Часы шли, на террасе смеялись и танцевали, туземный оркестр продолжал
играть, а Персиваль Форд все еще бился над внезапно возникшей ошеломляющей
проблемой. Он сидел, облокотясь на стол, склонив голову на руку с видом
усталого зрителя, и про себя молился. В перерывах между танцами офицеры,
дамы, мужчины в штатском подходили к нему, говорили банальные фразы; а
когда они возвращались на танцевальную площадку, внутренняя борьба в нем
возобновлялась с прежней силой.
Он начинал "склеивать" свой разбитый идеал. В качестве цемента он
использовал гибкую и хитрую логику, которую вырабатывают в лаборатории
своего мозга эгоцентристы, - и логика эта оказывала действие. Его отец,
несомненно, был создан из более совершенного материала, чем все
окружающие; но старый Айзек переживал еще только процесс становления,
тогда как он, Персиваль, достиг совершенства. Таким образом, он
реабилитировал отца и в то же время возвышал себя. Его убогое маленькое
"я" раздулось до колоссальных размеров. Он так велик, что может простить!

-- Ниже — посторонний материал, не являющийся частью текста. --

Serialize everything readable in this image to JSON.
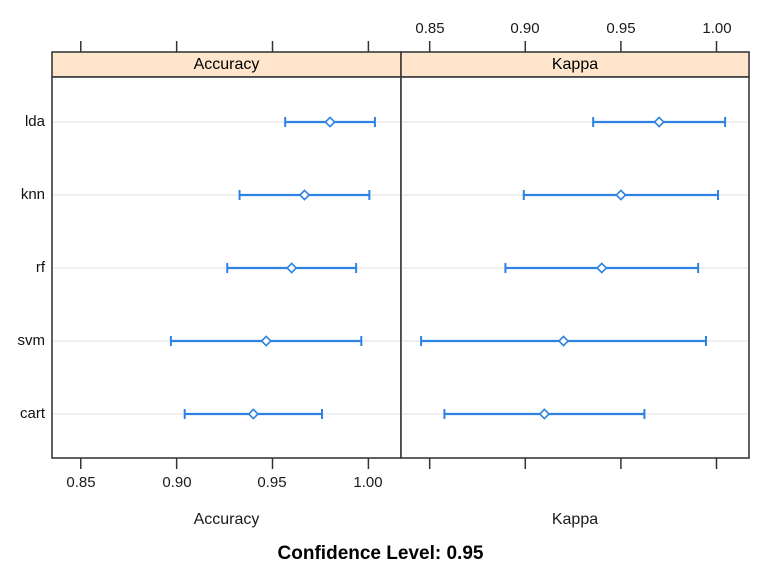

Он просиял при этой мысли. Айзек Форд был великий человек, но он, его сын,
превзошел отца, потому что обрел в себе силы простить его и даже
по-прежнему чтить его память, хотя она была уже не так священна, как
раньше. Он уже одобрял Айзека Форда, пренебрегшего последствиями своего
единственного ложного шага. Очень хорошо! Он, его сын, также не будет
замечать их.
Танцы скоро кончились. Оркестр доиграл "Алоха Оэ", и музыканты стали
собираться домой. Персиваль Форд хлопнул в ладоши, появился слуга-японец.
- Скажи тому человеку, что я хочу его видеть, - сказал Форд, указывая
на Джо Гарленда. - Пусть сейчас же придет сюда.
Джо Гарленд подошел и почтительно остановился в нескольких шагах,
нервно перебирая струны гитары, которую по-прежнему держал в руках.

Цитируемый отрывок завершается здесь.